The poster below is for a 1966 exhibition organised by the municipality of Wunsiedel in southern Germany where he had been born. There is both pathos and poignancy in its provincial attempt to change him back into 'an animal artist of European importance'. I just hope someone warned them about the parrots.

6 comments:

  1. These are all very fine prints, some rarely seen. You've given this printer a nice exhibition and the research done a welcoming enlightenment on his times, life and work. Thanks !

    ReplyDelete
  2. My God, you can see where Norbertine von Bresslern-Roth took her influence! It's astonishing and rather wonderful also.

    ReplyDelete
  3. It took me by surprise, too, and I just wanted to try and get the record straight as I saw it. Bresslern Roth was a prolific printmaker and that has helped keep her in the shop window.

    ReplyDelete
  4. There is a well-illustrated book on Jungnickel by Ilse Spielvogel-Bodo, published in Klagenfurt in 2000 by the Johannes Heyn Verlag: "Ludwig Heinrich Jungnickel. Wunsiedel 1881-1965 Wien. Ein Leben fur die Kunst."

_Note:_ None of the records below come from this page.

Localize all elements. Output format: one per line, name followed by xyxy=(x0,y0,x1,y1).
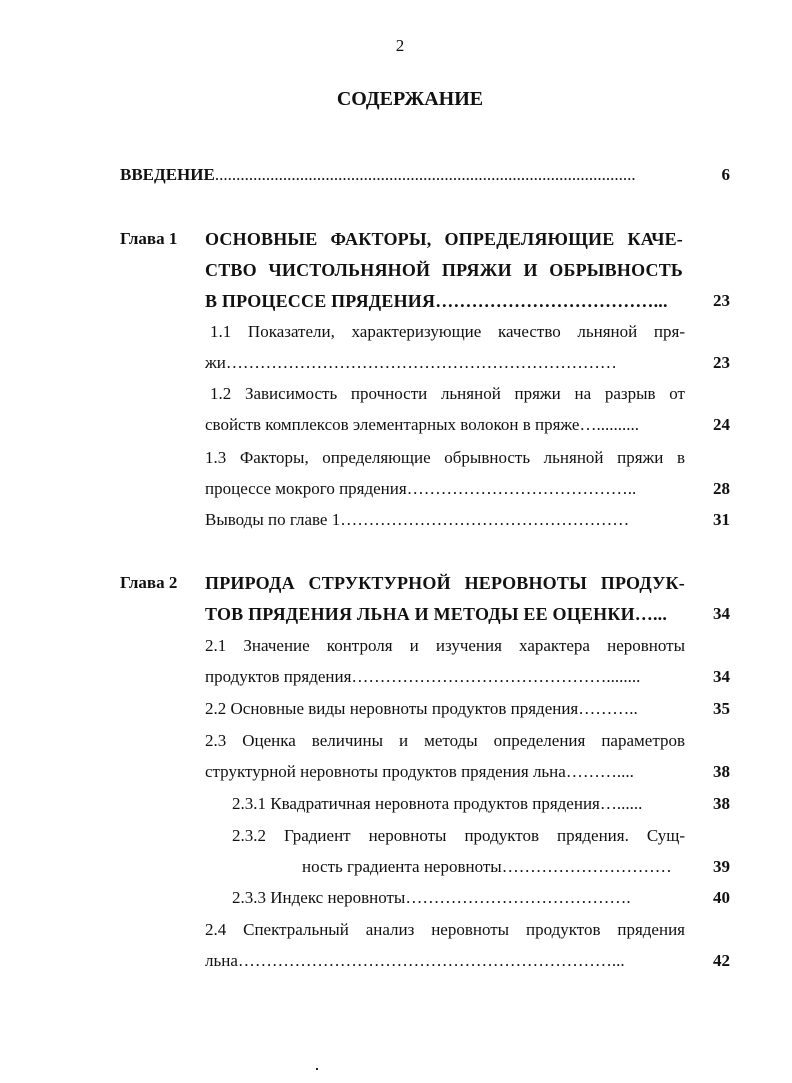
toc-intro-dots: ................................................................................................... xyxy=(214,165,636,184)
toc-1-3-line1[interactable]: 1.3 Факторы, определяющие обрывность льняной пряжи в xyxy=(205,448,685,467)
toc-2-4-page: 42 xyxy=(713,951,730,970)
page-title: СОДЕРЖАНИЕ xyxy=(336,88,484,110)
toc-1-1-page: 23 xyxy=(713,353,730,372)
chapter1-title-page: 23 xyxy=(713,291,730,310)
toc-intro-page: 6 xyxy=(721,165,730,184)
toc-intro-label: ВВЕДЕНИЕ xyxy=(120,165,215,184)
chapter1-label: Глава 1 xyxy=(120,229,178,248)
chapter2-title-line2[interactable]: ТОВ ПРЯДЕНИЯ ЛЬНА И МЕТОДЫ ЕЕ ОЦЕНКИ…... xyxy=(205,604,668,624)
chapter2-title-page: 34 xyxy=(713,604,730,623)
toc-2-3-3[interactable]: 2.3.3 Индекс неровноты…………………………………. xyxy=(232,888,631,907)
toc-1-3-line2[interactable]: процессе мокрого прядения………………………………….. xyxy=(205,479,637,498)
toc-2-3-line1[interactable]: 2.3 Оценка величины и методы определения параметров xyxy=(205,731,685,750)
toc-1-1-line1[interactable]: 1.1 Показатели, характеризующие качество льняной пря- xyxy=(210,322,685,341)
scan-speck xyxy=(316,1068,318,1070)
toc-1-2-line2[interactable]: свойств комплексов элементарных волокон в пряже….......... xyxy=(205,415,639,434)
toc-2-4-line2[interactable]: льна…………………………………………………………... xyxy=(205,951,625,970)
toc-2-3-1[interactable]: 2.3.1 Квадратичная неровнота продуктов прядения…...... xyxy=(232,794,643,813)
toc-2-2[interactable]: 2.2 Основные виды неровноты продуктов прядения……….. xyxy=(205,699,638,718)
toc-2-3-2-page: 39 xyxy=(713,857,730,876)
chapter1-title-line1[interactable]: ОСНОВНЫЕ ФАКТОРЫ, ОПРЕДЕЛЯЮЩИЕ КАЧЕ- xyxy=(205,229,683,249)
page-number: 2 xyxy=(395,36,405,55)
toc-2-1-page: 34 xyxy=(713,667,730,686)
toc-2-3-1-page: 38 xyxy=(713,794,730,813)
toc-2-3-2-line1[interactable]: 2.3.2 Градиент неровноты продуктов прядения. Сущ- xyxy=(232,826,685,845)
toc-1-2-page: 24 xyxy=(713,415,730,434)
chapter1-title-line2[interactable]: СТВО ЧИСТОЛЬНЯНОЙ ПРЯЖИ И ОБРЫВНОСТЬ xyxy=(205,260,683,280)
toc-1-conclusions-page: 31 xyxy=(713,510,730,529)
chapter1-title-line3[interactable]: В ПРОЦЕССЕ ПРЯДЕНИЯ………………………………... xyxy=(205,291,668,311)
chapter2-title-line1[interactable]: ПРИРОДА СТРУКТУРНОЙ НЕРОВНОТЫ ПРОДУК- xyxy=(205,573,685,593)
toc-2-3-3-page: 40 xyxy=(713,888,730,907)
toc-1-2-line1[interactable]: 1.2 Зависимость прочности льняной пряжи на разрыв от xyxy=(210,384,685,403)
toc-2-3-2-line2[interactable]: ность градиента неровноты………………………… xyxy=(302,857,672,876)
chapter2-label: Глава 2 xyxy=(120,573,178,592)
toc-2-1-line2[interactable]: продуктов прядения………………………………………........ xyxy=(205,667,641,686)
toc-1-conclusions[interactable]: Выводы по главе 1…………………………………………… xyxy=(205,510,630,529)
toc-2-4-line1[interactable]: 2.4 Спектральный анализ неровноты продуктов прядения xyxy=(205,920,685,939)
toc-2-3-line2[interactable]: структурной неровноты продуктов прядения льна……….... xyxy=(205,762,634,781)
toc-2-2-page: 35 xyxy=(713,699,730,718)
toc-2-3-page: 38 xyxy=(713,762,730,781)
toc-1-1-line2[interactable]: жи…………………………………………………………… xyxy=(205,353,617,372)
toc-1-3-page: 28 xyxy=(713,479,730,498)
toc-intro[interactable] xyxy=(120,164,682,186)
toc-2-1-line1[interactable]: 2.1 Значение контроля и изучения характера неровноты xyxy=(205,636,685,655)
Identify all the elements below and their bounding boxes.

    Jungnickel's drawings and paintings are very different from these outstanding woodcuts; to me they look like a different artist. Jungnickel also created textile designs, some with animal motifs and some with abstract designs very much like those of Koloman Moser.

    ReplyDelete
  5. Useful information, Andreas. Thank you.

    It's an obvious problem when writing about an artist like Jungnickel. The main sources are usually in German and not widely available.

    I agree about the often striking difference between the paintings and drawings and the woodcuts but the woodcuts themselves are diverse. The style isn't constant even there - a Secessionist approach for the earlier ones and then a mix of art deco and expressionism for some of the later prints. It's also in the nature of printmaking that artists go for dramatic effect. It's their immediacy that makes them so appealing and that may ratchet up the style.

    The stencil sprays have more in common with the drawings, including sometimes a sense of pathos. But that is present in his later woodcut 'Pantherkopf'. His sense of humour also
    comes out in the parrot woodcuts. That leads to the exaggeration of caricature.

    He was very much the working artist who tried out many things during his career.

    Charles

    ReplyDelete
  6. Jungnickel's success and sad life is a reminder of artistic life under political opression. It is typical for German authorities to forget the Nazi times and NOW promote the
    artist (formerly hunted) as their "own."